Une étude montre une forte augmentation de sa prévalence dans plus de 200 pays et régions.

Les données sont concluantes : en 2019, 12,3 millions de femmes ont vu leur fertilité affectée en raison du syndrome des ovaires polykystiques (SOPK) dans le monde, contre 6 millions en 1990. Elles sont extraites de la première analyse complète des données liées au SOPK. infertilité, publicado por la Sociedad Europea de Reproducción Humana y Embriología (ESHRE).

L’étude indique que le SOPK est la cause la plus fréquente d’infertilité anovulatoire (qui inhibe l’ovulation), touchant jusqu’à 80 % des femmes qui n’ovulent pas pendant un cycle menstruel. Ces résultats fournissent des preuves complètes de l’impact du SOPK sur l’infertilité primaire (les femmes qui n’ont jamais été enceintes auparavant) et secondaire (les femmes qui ont accouché avec succès mais ne sont pas en mesure de le faire à nouveau).

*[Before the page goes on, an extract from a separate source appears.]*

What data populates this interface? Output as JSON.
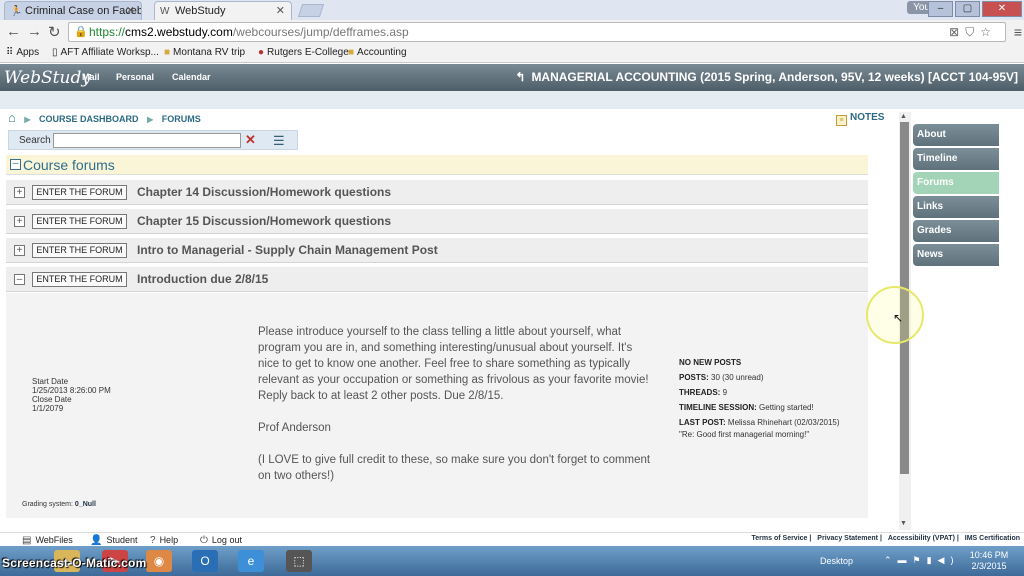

Les auteurs concluent que l’augmentation rapide de l’obésité à l’échelle mondiale pourrait être au moins partiellement liée au fardeau de l’infertilité liée au SOPK. Par conséquent, ils suggèrent que le contrôle du poids devrait servir à atténuer cette tendance, en particulier dans les régions présentant des niveaux de développement social et économique élevés, où l’infertilité liée au SOPK s’est avérée plus élevée. Ils soulignent la nécessité d’interventions sanitaires plus efficaces et de « stratégies de prévention et de gestion efficaces ».